Pfizer has announced positive results from its Phase III study of experimental drug tafamidis in patients with transthyretin cardiomyopathy.
According to topline results, the drug met its primary endpoint, demonstrating a statistically-significant reduction in the combination of all-cause mortality and frequency of cardiovascular-related hospitalisations compared to placebo at 30 months.
Transthyretin cardiomyopathy (TTR-CM)─a type of amyloidosis─is a rare, progressive disease caused by the accumulation of misfolded transthyretin amyloid fibrils in the heart. The average life expectancy for people with transthyretin cardiomyopathy is three to five years from diagnosis.
Pfizer Global Product Development senior vice-president and chief development officer of rare disease Dr Brenda Cooperstone said: “These topline results are important for people with transthyretin cardiomyopathy and bring us one step closer to realising the potential for a new treatment for those in desperate need.”
“Pfizer Rare Disease has been at the forefront of improving the understanding of transthyretin cardiomyopathy, and we thank the patients who participated in the trial and their families, as well as the physicians and investigational sites that contributed to this important study. We look forward to sharing the detailed results of the study with the cardiovascular community and discussing these data with health authorities to determine an appropriate regulatory path forward.”

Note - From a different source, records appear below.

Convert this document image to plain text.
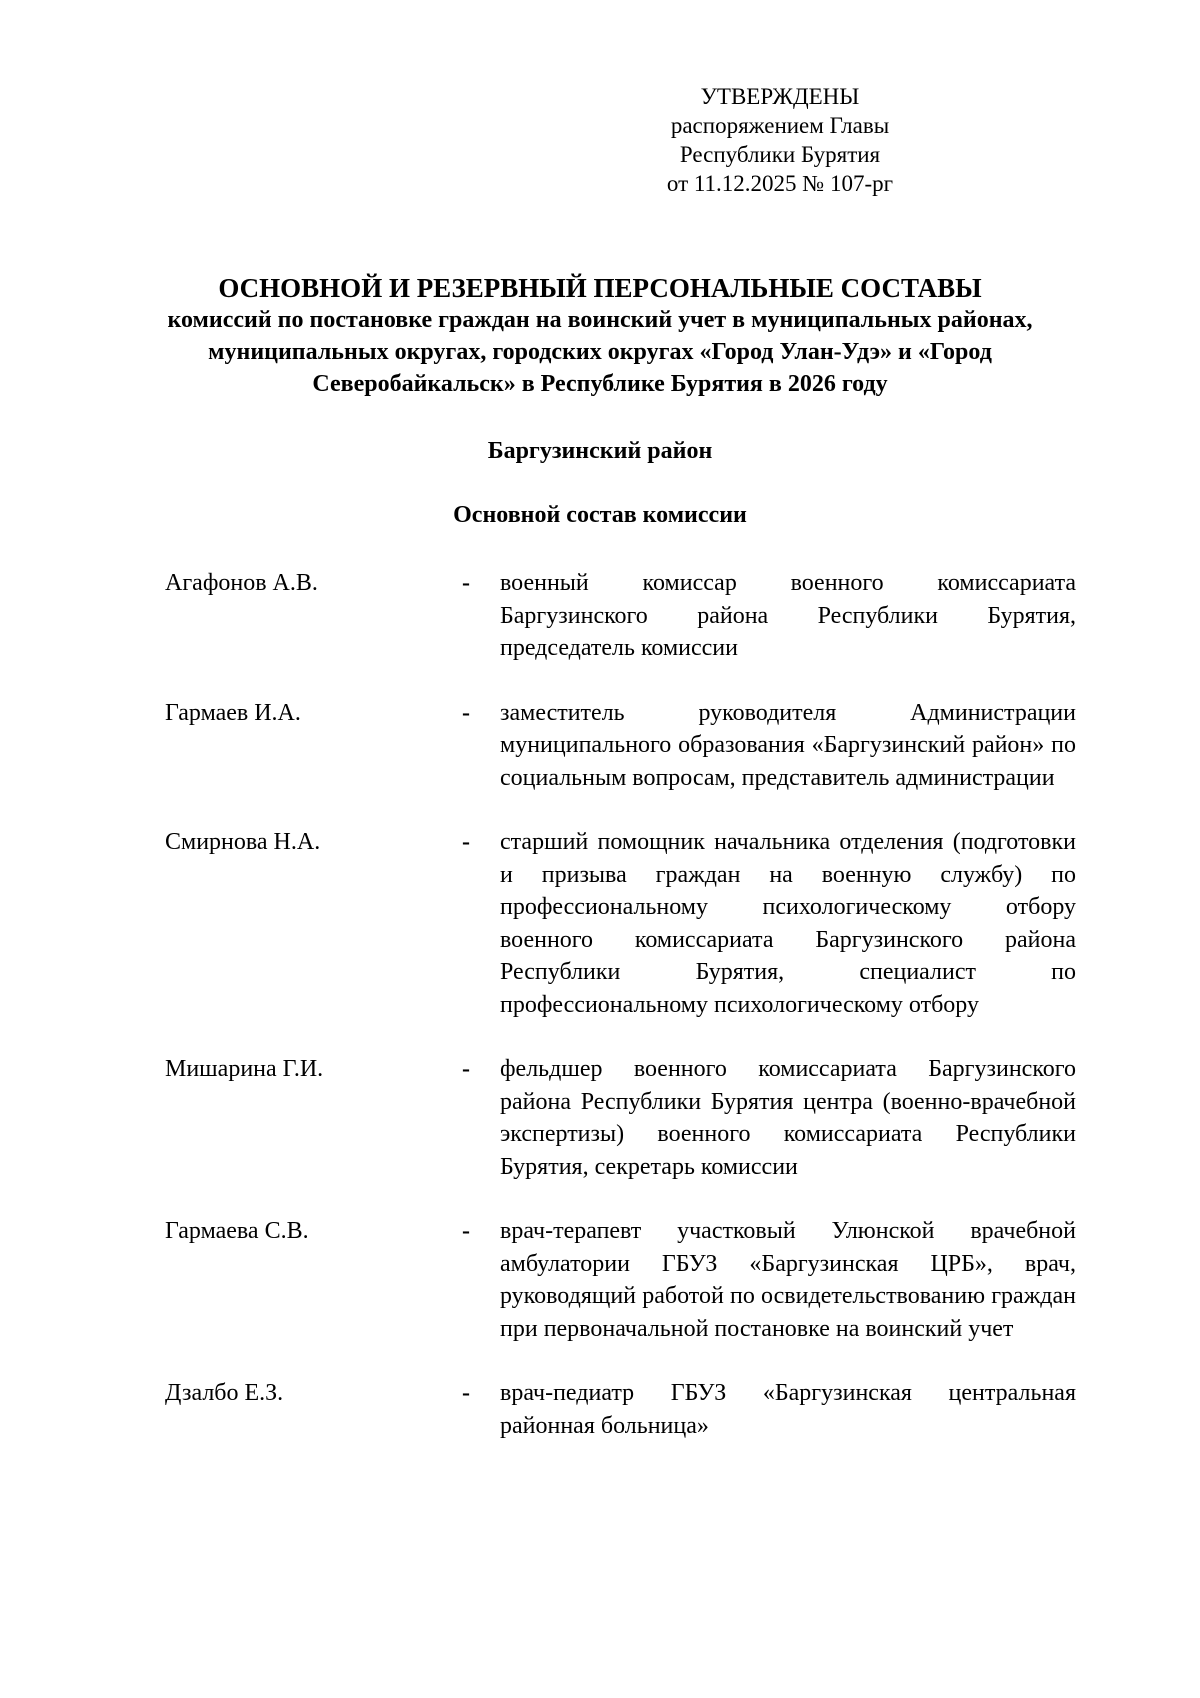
УТВЕРЖДЕНЫ
распоряжением Главы
Республики Бурятия
от 11.12.2025 № 107-рг
ОСНОВНОЙ И РЕЗЕРВНЫЙ ПЕРСОНАЛЬНЫЕ СОСТАВЫ
комиссий по постановке граждан на воинский учет в муниципальных районах, муниципальных округах, городских округах «Город Улан-Удэ» и «Город Северобайкальск» в Республике Бурятия в 2026 году
Баргузинский район
Основной состав комиссии
Агафонов А.В.	- военный комиссар военного комиссариата Баргузинского района Республики Бурятия, председатель комиссии
Гармаев И.А.	- заместитель руководителя Администрации муниципального образования «Баргузинский район» по социальным вопросам, представитель администрации
Смирнова Н.А.	- старший помощник начальника отделения (подготовки и призыва граждан на военную службу) по профессиональному психологическому отбору военного комиссариата Баргузинского района Республики Бурятия, специалист по профессиональному психологическому отбору
Мишарина Г.И.	- фельдшер военного комиссариата Баргузинского района Республики Бурятия центра (военно-врачебной экспертизы) военного комиссариата Республики Бурятия, секретарь комиссии
Гармаева С.В.	- врач-терапевт участковый Улюнской врачебной амбулатории ГБУЗ «Баргузинская ЦРБ», врач, руководящий работой по освидетельствованию граждан при первоначальной постановке на воинский учет
Дзалбо Е.З.	- врач-педиатр ГБУЗ «Баргузинская центральная районная больница»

The trial was a double-blind, placebo-controlled, randomised, three-arm clinical study that involved 442 patients and investigated an oral daily dose of 20mg or 80mg of tafamidis meglumine capsules compared to placebo.

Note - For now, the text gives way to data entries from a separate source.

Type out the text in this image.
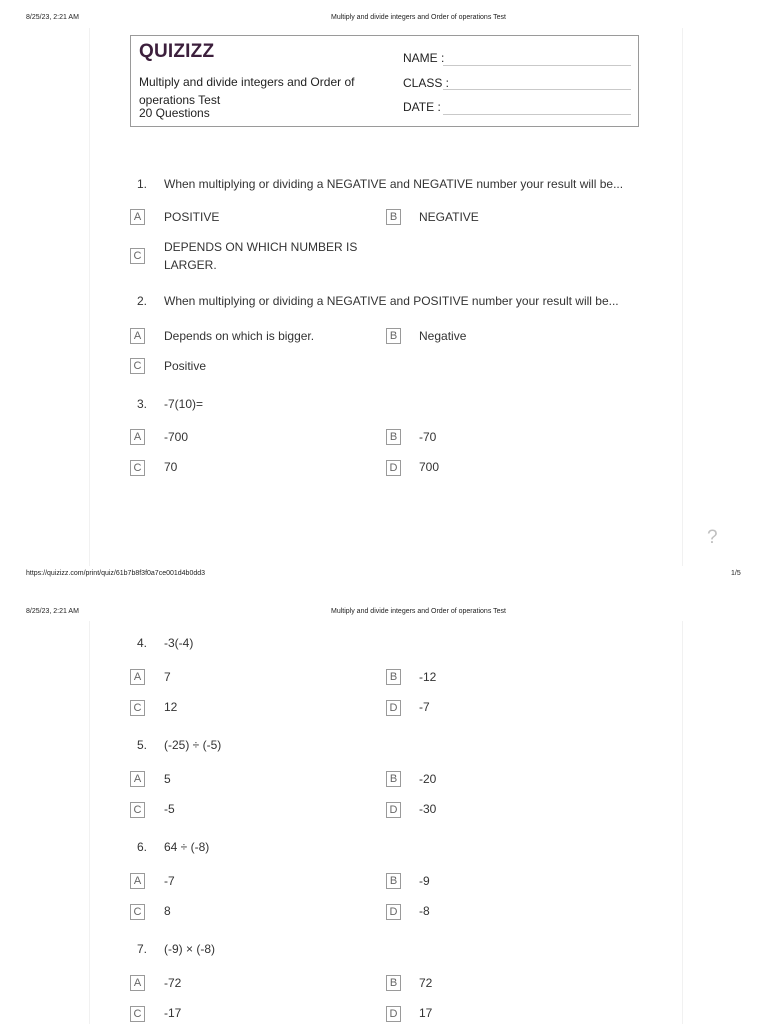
8/25/23, 2:21 AM	Multiply and divide integers and Order of operations Test
QUIZIZZ
Multiply and divide integers and Order of operations Test
20 Questions
NAME :
CLASS :
DATE :
1. When multiplying or dividing a NEGATIVE and NEGATIVE number your result will be...
A	POSITIVE	B	NEGATIVE
C
DEPENDS ON WHICH NUMBER IS LARGER.
2. When multiplying or dividing a NEGATIVE and POSITIVE number your result will be...
A	Depends on which is bigger.	B	Negative
C Positive
3. -7(10)=
A	-700	B	-70
C 70	D 700
?
https://quizizz.com/print/quiz/61b7b8f3f0a7ce001d4b0dd3	1/5
8/25/23, 2:21 AM	Multiply and divide integers and Order of operations Test
4. -3(-4)
A	7	B	-12
C 12	D -7
5. (-25) ÷ (-5)
A	5	B	-20
C -5	D -30
6. 64 ÷ (-8)
A	-7	B	-9
C 8	D -8
7. (-9) × (-8)
A	-72	B	72
C -17	D 17
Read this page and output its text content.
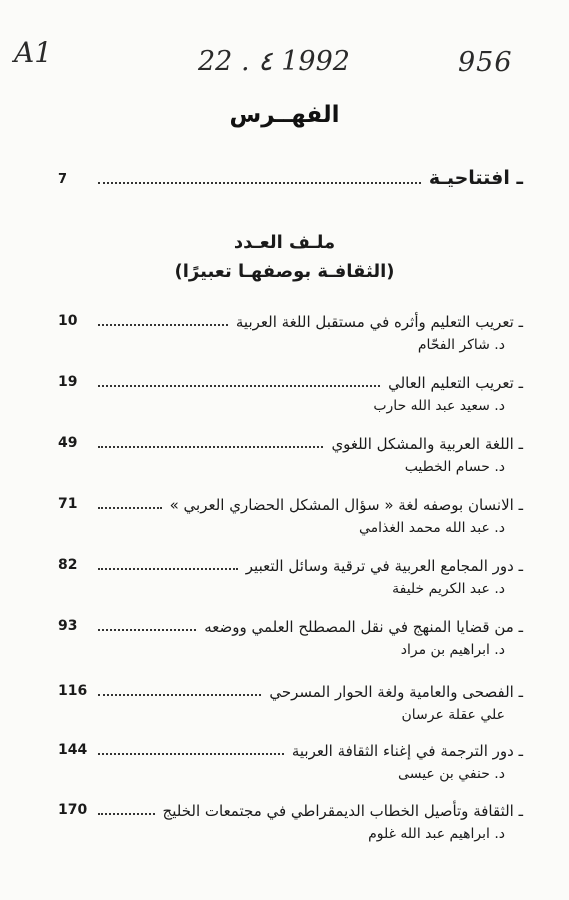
A1	22 . ٤ 1992	956
الفهــرس
ـ افتتاحيـة
7
ملـف العـدد
(الثقافـة بوصفهـا تعبيرًا)
ـ تعريب التعليم وأثره في مستقبل اللغة العربية
10
د. شاكر الفحّام
ـ تعريب التعليم العالي
19
د. سعيد عبد الله حارب
ـ اللغة العربية والمشكل اللغوي
49
د. حسام الخطيب
ـ الانسان بوصفه لغة « سؤال المشكل الحضاري العربي »
71
د. عبد الله محمد الغذامي
ـ دور المجامع العربية في ترقية وسائل التعبير
82
د. عبد الكريم خليفة
ـ من قضايا المنهج في نقل المصطلح العلمي ووضعه
93
د. ابراهيم بن مراد
ـ الفصحى والعامية ولغة الحوار المسرحي
116
علي عقلة عرسان
ـ دور الترجمة في إغناء الثقافة العربية
144
د. حنفي بن عيسى
ـ الثقافة وتأصيل الخطاب الديمقراطي في مجتمعات الخليج
170
د. ابراهيم عبد الله غلوم
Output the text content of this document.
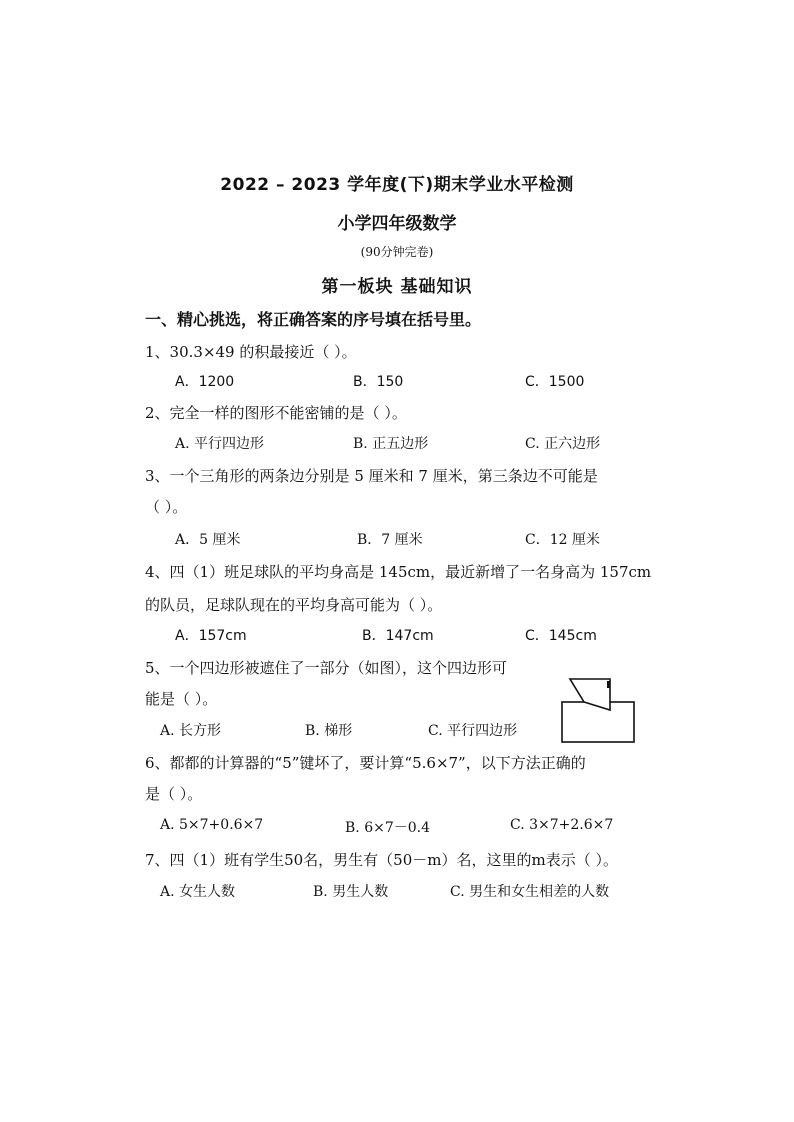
2022 – 2023 学年度(下)期末学业水平检测
小学四年级数学
(90分钟完卷)
第一板块 基础知识
一、精心挑选，将正确答案的序号填在括号里。
1、30.3×49 的积最接近（ ）。
A．1200	B．150	C．1500
2、完全一样的图形不能密铺的是（ ）。
A. 平行四边形	B. 正五边形	C. 正六边形
3、一个三角形的两条边分别是 5 厘米和 7 厘米，第三条边不可能是
（ ）。
A．5 厘米	B．7 厘米	C．12 厘米
4、四（1）班足球队的平均身高是 145cm，最近新增了一名身高为 157cm
的队员，足球队现在的平均身高可能为（ ）。
A．157cm	B．147cm	C．145cm
5、一个四边形被遮住了一部分（如图），这个四边形可
能是（ ）。
A. 长方形	B. 梯形	C. 平行四边形
6、都都的计算器的“5”键坏了，要计算“5.6×7”，以下方法正确的
是（ ）。
A. 5×7+0.6×7	B. 6×7－0.4	C. 3×7+2.6×7
7、四（1）班有学生50名，男生有（50－m）名，这里的m表示（ ）。
A. 女生人数	B. 男生人数	C. 男生和女生相差的人数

Detailed trial data has not yet been released, but the full results will be submitted for presentation at an upcoming scientific congress and publication in a peer-reviewed journal.

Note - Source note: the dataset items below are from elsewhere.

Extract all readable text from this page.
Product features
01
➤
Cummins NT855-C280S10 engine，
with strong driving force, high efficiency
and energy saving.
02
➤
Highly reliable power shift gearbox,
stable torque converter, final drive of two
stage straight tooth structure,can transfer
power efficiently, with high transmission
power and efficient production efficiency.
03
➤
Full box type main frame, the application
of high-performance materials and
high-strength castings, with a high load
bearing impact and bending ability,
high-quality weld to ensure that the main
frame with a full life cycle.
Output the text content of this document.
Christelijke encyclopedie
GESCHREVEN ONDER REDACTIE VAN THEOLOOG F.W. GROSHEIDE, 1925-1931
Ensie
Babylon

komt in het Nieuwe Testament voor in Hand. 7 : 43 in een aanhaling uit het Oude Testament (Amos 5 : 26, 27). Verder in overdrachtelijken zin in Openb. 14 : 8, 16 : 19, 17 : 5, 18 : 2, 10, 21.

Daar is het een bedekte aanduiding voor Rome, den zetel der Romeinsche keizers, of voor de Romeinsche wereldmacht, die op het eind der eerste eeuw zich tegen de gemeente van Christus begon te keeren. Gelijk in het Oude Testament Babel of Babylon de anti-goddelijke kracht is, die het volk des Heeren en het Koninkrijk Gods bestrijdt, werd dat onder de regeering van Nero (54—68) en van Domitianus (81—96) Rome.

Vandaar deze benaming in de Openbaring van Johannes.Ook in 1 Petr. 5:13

Tafamidis was granted orphan drug designation for TTR-CM in both the EU and US. In June 2017, the US Food and Drug Administration (FDA) granted Fast Track designation to tafamidis for the same indication.
In 2012, the FDA rejected the drug for patients with familial amyloid polyneuropathy after a trial failed to meet its objectives.
Currently, Alnylam and Ionis are at the forefront of amyloidosis research with their respective drugs in late-stage clinical testing. Shares in both companies fell following the announcement.